# Ice out channel cats?



## Workingman (Jan 21, 2016)

Is this a thing? I've never tried but to me it seems like it should be. I've always been surprised at the amount of cats caught ice fishing and they taste so good out of the cold water. If anyone targets them at ice out, I'd be interested in the areas to target and what you're baiting with? Do you stay small like wax worms, or small pieces of shad? Thanks in advance.


----------



## M.Magis (Apr 5, 2004)

Some lakes have large shad kills. If you can find where the wind is blowing the floating shad, you‘ll find loads of channel cats.


----------



## Saugeyefisher (Jul 19, 2010)

M.Magis said:


> Some lakes have large shad kills.
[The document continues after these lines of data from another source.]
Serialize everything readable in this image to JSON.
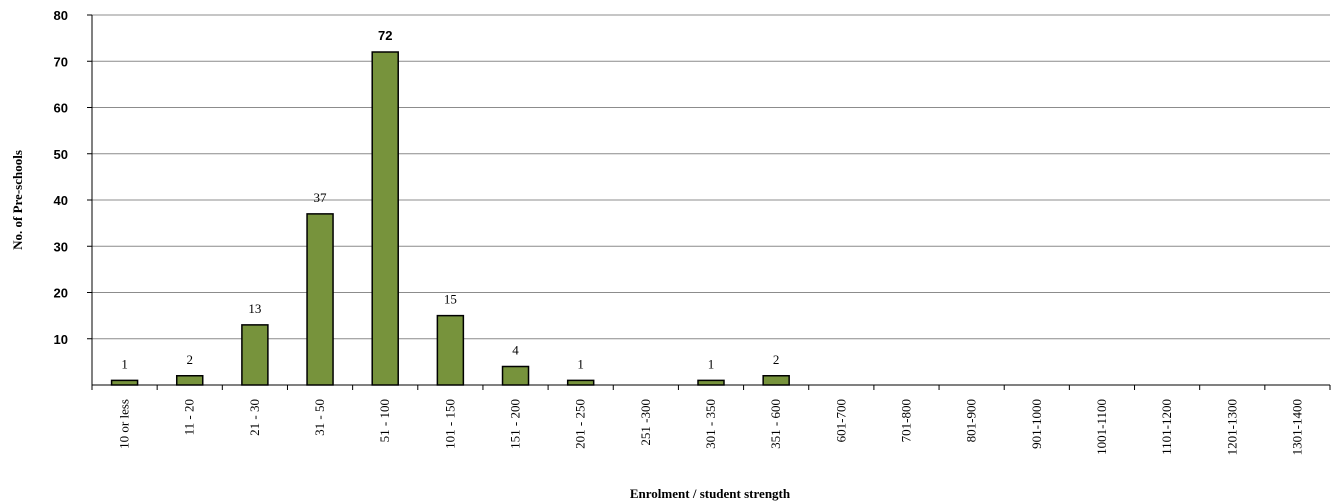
{
  "chart_data": {
    "type": "bar",
    "xlabel": "Enrolment / student strength",
    "ylabel": "No. of Pre-schools",
    "ylim": [
      0,
      80
    ],
    "yticks": [
      10,
      20,
      30,
      40,
      50,
      60,
      70,
      80
    ],
    "grid": true,
    "legend": "none",
    "bar_color": "#77933c",
    "categories": [
      "10  or less",
      "11 - 20",
      "21 - 30",
      "31 - 50",
      "51 - 100",
      "101 - 150",
      "151 - 200",
      "201 - 250",
      "251 -300",
      "301 - 350",
      "351 - 600",
      "601-700",
      "701-800",
      "801-900",
      "901-1000",
      "1001-1100",
      "1101-1200",
      "1201-1300",
      "1301-1400"
    ],
    "values": [
      1,
      2,
      13,
      37,
      72,
      15,
      4,
      1,
      0,
      1,
      2,
      0,
      0,
      0,
      0,
      0,
      0,
      0,
      0
    ],
    "data_labels": [
      "1",
      "2",
      "13",
      "37",
      "72",
      "15",
      "4",
      "1",
      "",
      "1",
      "2",
      "",
      "",
      "",
      "",
      "",
      "",
      "",
      ""
    ]
  }
}
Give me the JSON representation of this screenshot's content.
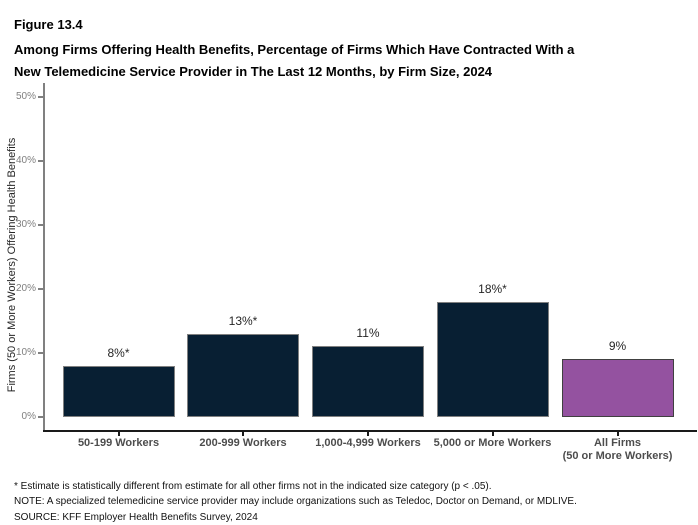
{
  "figure": {
    "label": "Figure 13.4",
    "title_line1": "Among Firms Offering Health Benefits, Percentage of Firms Which Have Contracted With a",
    "title_line2": "New Telemedicine Service Provider in The Last 12 Months, by Firm Size, 2024"
  },
  "chart_data": {
    "type": "bar",
    "title": "Among Firms Offering Health Benefits, Percentage of Firms Which Have Contracted With a New Telemedicine Service Provider in The Last 12 Months, by Firm Size, 2024",
    "xlabel": "",
    "ylabel": "Firms (50 or More Workers) Offering Health Benefits",
    "ylim": [
      0,
      50
    ],
    "grid": false,
    "legend": false,
    "categories": [
      "50-199 Workers",
      "200-999 Workers",
      "1,000-4,999 Workers",
      "5,000 or More Workers",
      "All Firms\n(50 or More Workers)"
    ],
    "values": [
      8,
      13,
      11,
      18,
      9
    ],
    "bar_labels": [
      "8%*",
      "13%*",
      "11%",
      "18%*",
      "9%"
    ],
    "bar_colors": [
      "#081f33",
      "#081f33",
      "#081f33",
      "#081f33",
      "#9452a0"
    ],
    "bar_border_colors": [
      "#808080",
      "#808080",
      "#808080",
      "#808080",
      "#404040"
    ],
    "y_ticks": [
      {
        "label": "0%",
        "value": 0
      },
      {
        "label": "10%",
        "value": 10
      },
      {
        "label": "20%",
        "value": 20
      },
      {
        "label": "30%",
        "value": 30
      },
      {
        "label": "40%",
        "value": 40
      },
      {
        "label": "50%",
        "value": 50
      }
    ]
  },
  "footnotes": {
    "estimate": "* Estimate is statistically different from estimate for all other firms not in the indicated size category (p < .05).",
    "note": "NOTE: A specialized telemedicine service provider may include organizations such as Teledoc, Doctor on Demand, or MDLIVE.",
    "source": "SOURCE: KFF Employer Health Benefits Survey, 2024"
  },
  "colors": {
    "bar_navy": "#081f33",
    "bar_purple": "#9452a0",
    "axis_gray": "#808080",
    "axis_black": "#1a1a1a",
    "tick_label_gray": "#7f7f7f",
    "category_label_gray": "#4d4d4d",
    "data_label": "#262626"
  }
}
If you can find where the wind is blowing the floating shad, you‘ll find loads of channel cats.


This 100%
This can be the best time of year for non stop action an occasional big fish. 
Buckeye is a GREAT ice out channel cat lake. As well as Indian,and CJ brown. I'm sure all of them have there moments. But those 3 I have experience with.


----------



## TomC (Aug 14, 2007)

fish on bottom or a bobber around the dead shad?


----------



## M.Magis (Apr 5, 2004)

I think either can work, just depends on the situation. My guess is the on bottom will always work, using a bobber will work in the right situation.


----------



## Workingman (Jan 21, 2016)

I've been using a float with my bottom rig to keep the bait up out of the muck and weeds. Think it's called a santee cooper rig? I feel like its led to more bites. Have catfished this ice out situation yet. Hoping to get out in the next few days though!


----------